On July 30, 2025, India successfully launched the NASA‑ISRO Synthetic Aperture Radar (NISAR) satellite from the Satish Dhawan Space Centre in Sriharikota, aboard the GSLV‑F16 rocket. This landmark $1.5 billion mission represents the first-ever dedicated Earth‑observation satellite jointly built by ISRO and NASA.
🚀 NISAR at a Glance
- Launch Date & Time: July 30, 2025, at 17:40 IST (12:10 UTC) aboard GSLV‑F16
- Orbit: Sun‑synchronous polar at approximately 743–745 km altitude, with 98.4° inclination
- Mass: About 2,392 kg (some reports mention 2,393 kg)
🌍 Technical Marvel: Dual‑Frequency SAR
NISAR integrates two complementary Synthetic Aperture Radars:
- NASA’s L‑band radar (longer wavelengths) that penetrates vegetation, ice, and soil
- ISRO’s S‑band radar (shorter wavelengths) sensitive to surface features like foliage and terrain
These are mounted on a 12‑meter mesh reflector antenna, one of the largest ever deployed in orbit. The mission also employs SweepSAR technology—allowing wide swath (≈242 km) imaging at high spatial resolution (5–10 m) every 12 days, regardless of weather or daylight.
🎯 Mission Objectives & Applications
NISAR’s science and social-sensing goals are vast:
- Natural disasters: Detect centimeter-scale land deformation caused by earthquakes, landslides, volcanic activity
- Glacier and ice monitoring: Track ice-sheet motion and melting in polar regions
- Environmental studies: Monitor forest cover changes, soil moisture, crop growth, wetlands, and coastal erosion
- Disaster response: Provide near-real-time imagery to aid relief operations in tropical cyclones, flooding, and wildfires
- Infrastructure & hydrology: Monitor dams, bridges, groundwater depletion, ship detection, shoreline shifts, and soil saturation levels
🤝 Why It Matters: Diplomacy, Data & Disaster Preparedness
- International cooperation: NISAR is the first mission of its kind under a 50:50 partnership between ISRO and NASA’s JPL, blending Indian launch capability and infrastructure with U.S. radar technology and data policy.
- Open data access: The satellite’s radar data will be freely available to researchers, policymakers, disaster management agencies, and global science communities—advancing transparency and global collaboration.
- Cost-effective innovation: With a roughly $1.5 billion price tag (NASA: ~$1.2 billion; India: ~$91–300 million), the mission showcases India’s ability to deliver high-impact space systems on modest budgets.
- Disaster resilience: Indian officials, including Minister Jitendra Singh, heralded NISAR as a “game‑changer” for monitoring landslides, volcanoes, cyclones, and even aiding sectors like aviation and maritime transport by piercing through fog, clouds, and ice.

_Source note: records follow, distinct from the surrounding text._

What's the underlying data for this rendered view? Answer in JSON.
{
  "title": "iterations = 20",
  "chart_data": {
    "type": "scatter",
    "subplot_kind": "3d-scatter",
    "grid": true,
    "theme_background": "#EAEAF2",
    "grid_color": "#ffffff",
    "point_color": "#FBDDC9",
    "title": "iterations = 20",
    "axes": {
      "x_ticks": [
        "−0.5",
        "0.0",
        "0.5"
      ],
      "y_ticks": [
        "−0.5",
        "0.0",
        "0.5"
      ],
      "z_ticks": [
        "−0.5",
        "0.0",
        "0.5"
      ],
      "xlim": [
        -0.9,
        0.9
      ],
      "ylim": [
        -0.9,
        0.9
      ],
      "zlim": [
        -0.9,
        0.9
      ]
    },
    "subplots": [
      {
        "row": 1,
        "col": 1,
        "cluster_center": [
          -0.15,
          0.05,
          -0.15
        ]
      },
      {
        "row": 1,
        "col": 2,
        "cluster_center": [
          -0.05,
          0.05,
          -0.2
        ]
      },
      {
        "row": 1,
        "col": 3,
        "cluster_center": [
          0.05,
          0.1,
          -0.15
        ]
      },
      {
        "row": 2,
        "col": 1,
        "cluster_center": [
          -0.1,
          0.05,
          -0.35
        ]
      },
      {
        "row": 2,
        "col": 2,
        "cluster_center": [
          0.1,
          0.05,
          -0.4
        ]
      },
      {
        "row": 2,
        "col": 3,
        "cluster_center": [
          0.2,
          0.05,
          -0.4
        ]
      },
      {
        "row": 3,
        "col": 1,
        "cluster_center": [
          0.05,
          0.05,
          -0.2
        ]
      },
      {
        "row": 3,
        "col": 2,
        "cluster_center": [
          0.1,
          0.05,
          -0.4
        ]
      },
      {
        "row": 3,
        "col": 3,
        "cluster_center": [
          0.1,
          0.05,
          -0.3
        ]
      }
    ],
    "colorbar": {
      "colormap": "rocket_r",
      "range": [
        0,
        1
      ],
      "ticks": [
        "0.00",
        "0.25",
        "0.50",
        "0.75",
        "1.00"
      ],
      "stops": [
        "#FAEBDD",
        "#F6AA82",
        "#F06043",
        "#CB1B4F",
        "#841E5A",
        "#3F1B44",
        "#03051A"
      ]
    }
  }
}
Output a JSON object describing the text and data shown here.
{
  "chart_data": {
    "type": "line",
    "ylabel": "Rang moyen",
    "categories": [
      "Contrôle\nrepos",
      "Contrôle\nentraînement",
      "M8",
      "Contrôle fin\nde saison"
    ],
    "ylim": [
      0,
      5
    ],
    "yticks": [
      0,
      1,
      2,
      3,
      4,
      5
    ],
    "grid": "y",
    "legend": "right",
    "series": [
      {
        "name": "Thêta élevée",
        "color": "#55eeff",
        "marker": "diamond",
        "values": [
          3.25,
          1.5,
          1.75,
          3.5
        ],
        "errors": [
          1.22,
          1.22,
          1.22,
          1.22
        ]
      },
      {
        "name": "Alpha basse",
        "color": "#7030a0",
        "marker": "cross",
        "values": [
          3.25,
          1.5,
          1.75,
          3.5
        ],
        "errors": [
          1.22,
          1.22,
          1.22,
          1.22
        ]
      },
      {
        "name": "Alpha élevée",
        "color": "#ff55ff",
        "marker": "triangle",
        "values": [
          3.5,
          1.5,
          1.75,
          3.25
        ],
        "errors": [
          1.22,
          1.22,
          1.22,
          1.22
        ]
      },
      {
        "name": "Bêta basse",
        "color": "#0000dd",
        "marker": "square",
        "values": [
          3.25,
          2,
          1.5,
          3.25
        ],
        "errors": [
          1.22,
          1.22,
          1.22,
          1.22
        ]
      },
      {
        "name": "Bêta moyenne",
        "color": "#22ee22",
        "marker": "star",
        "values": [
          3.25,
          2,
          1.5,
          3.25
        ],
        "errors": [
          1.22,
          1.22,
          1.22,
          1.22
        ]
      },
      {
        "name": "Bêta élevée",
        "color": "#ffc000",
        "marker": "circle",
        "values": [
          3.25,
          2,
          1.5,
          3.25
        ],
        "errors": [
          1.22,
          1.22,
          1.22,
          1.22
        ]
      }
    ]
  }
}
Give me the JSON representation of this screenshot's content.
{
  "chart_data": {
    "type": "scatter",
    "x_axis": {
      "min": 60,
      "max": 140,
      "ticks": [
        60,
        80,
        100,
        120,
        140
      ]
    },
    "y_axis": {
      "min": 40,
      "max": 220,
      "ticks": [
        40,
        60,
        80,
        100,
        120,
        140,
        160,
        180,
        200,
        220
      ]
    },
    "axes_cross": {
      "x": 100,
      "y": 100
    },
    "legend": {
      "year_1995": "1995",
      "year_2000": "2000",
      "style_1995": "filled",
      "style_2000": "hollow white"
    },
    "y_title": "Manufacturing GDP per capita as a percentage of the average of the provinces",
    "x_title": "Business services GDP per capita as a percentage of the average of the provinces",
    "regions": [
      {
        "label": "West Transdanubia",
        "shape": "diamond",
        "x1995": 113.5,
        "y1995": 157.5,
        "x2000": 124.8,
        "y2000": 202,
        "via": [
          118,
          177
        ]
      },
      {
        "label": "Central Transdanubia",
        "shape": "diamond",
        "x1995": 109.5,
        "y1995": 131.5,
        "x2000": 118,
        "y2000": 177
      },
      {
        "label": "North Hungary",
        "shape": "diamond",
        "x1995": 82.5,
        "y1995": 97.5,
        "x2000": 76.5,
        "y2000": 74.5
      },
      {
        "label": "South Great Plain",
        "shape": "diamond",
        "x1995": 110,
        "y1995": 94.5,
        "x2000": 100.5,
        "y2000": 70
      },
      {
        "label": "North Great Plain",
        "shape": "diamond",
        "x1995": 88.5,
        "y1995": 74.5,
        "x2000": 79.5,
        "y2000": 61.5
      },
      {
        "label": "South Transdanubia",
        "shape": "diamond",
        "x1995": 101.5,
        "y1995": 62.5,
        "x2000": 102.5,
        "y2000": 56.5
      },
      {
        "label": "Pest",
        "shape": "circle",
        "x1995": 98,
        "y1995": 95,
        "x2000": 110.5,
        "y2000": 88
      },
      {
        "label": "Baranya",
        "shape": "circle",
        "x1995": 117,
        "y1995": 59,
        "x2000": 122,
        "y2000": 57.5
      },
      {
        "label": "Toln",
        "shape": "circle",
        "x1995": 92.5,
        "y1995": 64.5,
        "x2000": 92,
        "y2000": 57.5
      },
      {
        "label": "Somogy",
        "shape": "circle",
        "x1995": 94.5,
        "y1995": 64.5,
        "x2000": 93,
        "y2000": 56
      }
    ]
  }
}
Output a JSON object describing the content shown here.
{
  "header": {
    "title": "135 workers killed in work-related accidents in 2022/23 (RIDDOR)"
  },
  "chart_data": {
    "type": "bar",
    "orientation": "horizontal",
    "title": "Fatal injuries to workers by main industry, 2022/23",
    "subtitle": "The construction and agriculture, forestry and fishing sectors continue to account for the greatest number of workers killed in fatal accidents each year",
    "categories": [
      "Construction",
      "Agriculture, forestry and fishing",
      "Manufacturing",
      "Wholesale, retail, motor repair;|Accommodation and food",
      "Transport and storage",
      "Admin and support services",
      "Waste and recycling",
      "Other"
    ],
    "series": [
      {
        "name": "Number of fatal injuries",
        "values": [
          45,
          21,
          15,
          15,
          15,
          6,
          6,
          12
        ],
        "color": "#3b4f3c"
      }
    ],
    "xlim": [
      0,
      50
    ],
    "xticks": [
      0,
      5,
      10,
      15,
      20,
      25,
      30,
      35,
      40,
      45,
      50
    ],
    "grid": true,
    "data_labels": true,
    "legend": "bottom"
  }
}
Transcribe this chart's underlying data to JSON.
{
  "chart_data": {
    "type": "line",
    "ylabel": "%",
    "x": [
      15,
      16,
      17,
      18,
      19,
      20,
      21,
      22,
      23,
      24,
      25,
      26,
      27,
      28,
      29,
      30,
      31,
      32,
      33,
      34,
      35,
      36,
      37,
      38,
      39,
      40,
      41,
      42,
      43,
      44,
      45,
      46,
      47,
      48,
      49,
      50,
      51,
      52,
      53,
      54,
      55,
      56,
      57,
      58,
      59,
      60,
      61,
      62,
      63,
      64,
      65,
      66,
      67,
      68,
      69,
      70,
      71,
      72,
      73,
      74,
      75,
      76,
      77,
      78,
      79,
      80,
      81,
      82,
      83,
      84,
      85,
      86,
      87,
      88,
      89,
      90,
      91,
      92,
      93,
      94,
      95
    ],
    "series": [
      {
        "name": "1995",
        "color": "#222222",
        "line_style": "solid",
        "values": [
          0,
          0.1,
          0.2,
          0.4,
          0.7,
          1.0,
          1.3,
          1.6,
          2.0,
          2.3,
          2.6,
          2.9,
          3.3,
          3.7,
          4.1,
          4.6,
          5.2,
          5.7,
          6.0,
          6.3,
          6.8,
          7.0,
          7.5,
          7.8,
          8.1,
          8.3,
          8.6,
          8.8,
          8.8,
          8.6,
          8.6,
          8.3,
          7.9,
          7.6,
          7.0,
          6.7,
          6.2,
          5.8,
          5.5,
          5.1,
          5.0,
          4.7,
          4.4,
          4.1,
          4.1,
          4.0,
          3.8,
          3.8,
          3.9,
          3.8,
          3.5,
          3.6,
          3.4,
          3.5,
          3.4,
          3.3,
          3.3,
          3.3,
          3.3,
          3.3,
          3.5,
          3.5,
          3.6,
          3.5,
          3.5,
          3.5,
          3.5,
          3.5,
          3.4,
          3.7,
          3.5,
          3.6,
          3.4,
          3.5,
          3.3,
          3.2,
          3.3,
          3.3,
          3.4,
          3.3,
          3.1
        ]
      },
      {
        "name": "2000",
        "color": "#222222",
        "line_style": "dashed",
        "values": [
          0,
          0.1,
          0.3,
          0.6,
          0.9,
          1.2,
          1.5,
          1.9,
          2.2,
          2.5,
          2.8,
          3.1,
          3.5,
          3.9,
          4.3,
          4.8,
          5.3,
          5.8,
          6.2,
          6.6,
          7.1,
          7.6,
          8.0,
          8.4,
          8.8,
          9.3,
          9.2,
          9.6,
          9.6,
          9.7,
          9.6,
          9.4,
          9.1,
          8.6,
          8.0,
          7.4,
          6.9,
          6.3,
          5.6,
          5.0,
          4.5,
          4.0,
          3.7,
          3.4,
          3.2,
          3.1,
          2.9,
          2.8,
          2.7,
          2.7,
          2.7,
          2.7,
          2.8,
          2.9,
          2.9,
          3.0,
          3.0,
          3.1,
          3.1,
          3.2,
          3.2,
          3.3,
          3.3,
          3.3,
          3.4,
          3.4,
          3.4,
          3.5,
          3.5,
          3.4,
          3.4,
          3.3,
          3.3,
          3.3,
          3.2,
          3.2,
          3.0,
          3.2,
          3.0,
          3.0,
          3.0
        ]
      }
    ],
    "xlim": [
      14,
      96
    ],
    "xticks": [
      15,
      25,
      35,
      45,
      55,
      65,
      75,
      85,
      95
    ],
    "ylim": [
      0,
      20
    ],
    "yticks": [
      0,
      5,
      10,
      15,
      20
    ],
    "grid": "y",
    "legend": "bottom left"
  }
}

🛠️ Timeline: A Journey of Delay and Resolution
Originally expected in early 2024, the launch was postponed due to hardware issues. In particular, the large antenna reflector raised thermal risks and needed upgrades at JPL before reintegration. By January–May 2025, the satellite completed testing, transport from Bengaluru to Sriharikota, and preparation aboard the rocket.
✍️ Looking Ahead
NISAR is currently in its commissioning phase, which lasts approximately 90 days. During this period, critical steps like deploying its enormous radar boom and calibrating systems are ongoing. Full science operations are expected by October 2025.
Its three‑ to five‑year mission life (depending on source) will yield continuous, high‑resolution Earth data—fueling climate models, informing policy, and enabling proactive disaster response globally.
🧭 Conclusion
India’s successful launch of NISAR on July 30, 2025 marks a watershed moment in global Earth observation. This mission combines cutting-edge dual‑frequency radar technology, open-access data policies, and strategic international teamwork to bolster climate science, disaster resilience, and sustainable development. NISAR is not just a satellite—it is a sentinel for Earth’s future.